Yo me afilio a la vertiente que se halla en el diálogo Ion , de Platón. Allí reflexiona sobre la inspiración y el origen de la voz poética, y concibe a la creación poética como un dictado, no como parte de una idea previa. En el proceso de la escritura, uno va esclareciendo aquello que quiere señalar, no decir ni explicar, sino aquello que de pronto quiere manifestarse.

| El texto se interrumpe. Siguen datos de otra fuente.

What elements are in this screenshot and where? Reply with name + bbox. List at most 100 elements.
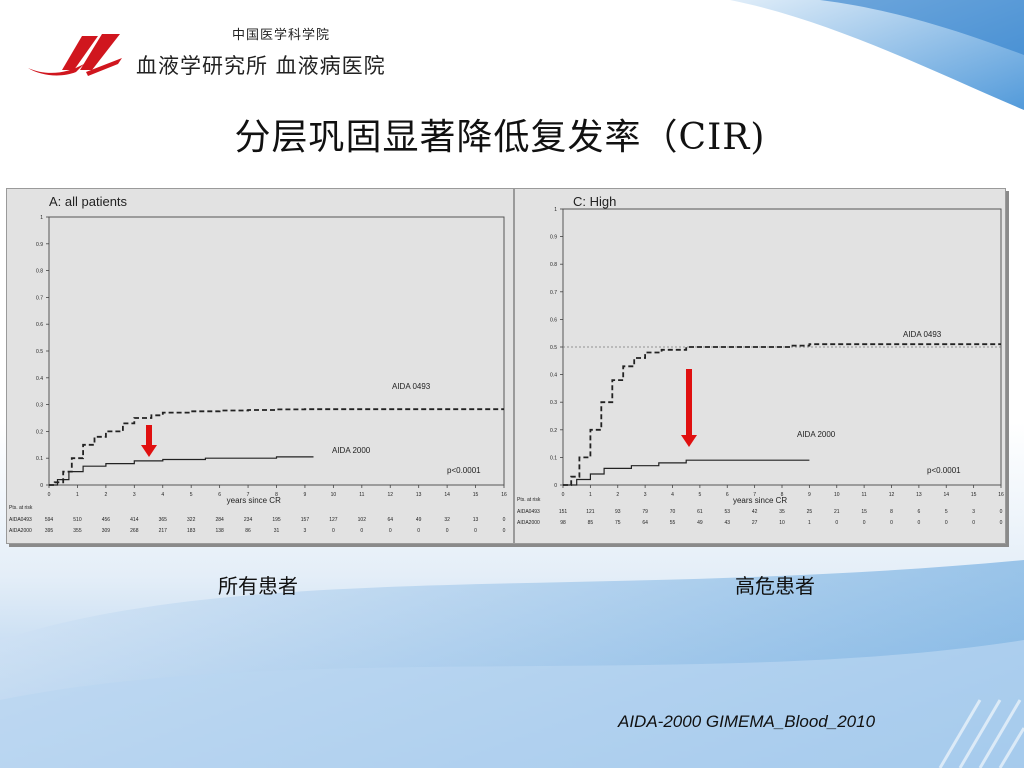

Tengo una poética irracional, en el sentido que le ofrecía a este término Wallace Stevens. Irracional, en el sentido de establecer las relaciones entre los eventos y las cosas a partir de una razón otra. En esa línea me ubico. No en la falta de sentido. Cuando empiezo a escribir, no sé adónde va a ir el poema. Este elige y encuentra su propio camino. Indudablemente, en su semilla está toda la parte que tiene que ver con la forma, con la expresión. Y este sí es un proceso totalmente consciente. Conforme pasa el tiempo, uno domina sus recursos. Los poemas suponen una corrección permanente. No hay poema terminado: lo dejamos ir para pasar a otro, como sugería Valéry. La conciencia vigilante puede llevar adelante ese camino.
Concibo esas dos vertientes. El impulso impone lo que estás escribiendo. La forma es golpear el barro del lenguaje, manipular las palabras para lograr que de alguna manera expresen aquello que te perturba e impulsa a escribir.
¿Cuál es tu trabajo para mantenerte atento a ese dictado interior?
La presencia de la poesía no es permanente. Uno no puede proponerse escribir un poema. Hay periodos de sequedad. Sin embargo, lo único que puede hacer un poeta es ver. La poesía está relacionada con una manera de ver la realidad, presintiendo que hay algo más detrás de ella. Y leer. La poesía se va afinando con la lectura.
Esas han sido dos actividades constantes en mi formación. Observar la realidad y dejarme llevar por la imantación de la lectura. En algún momento ese dictado aparece.
Sobre ese dictado interno, sobre la inspiración, se ha estructurado una serie de publicaciones que ven en ella el único justificativo, descuidando la forma.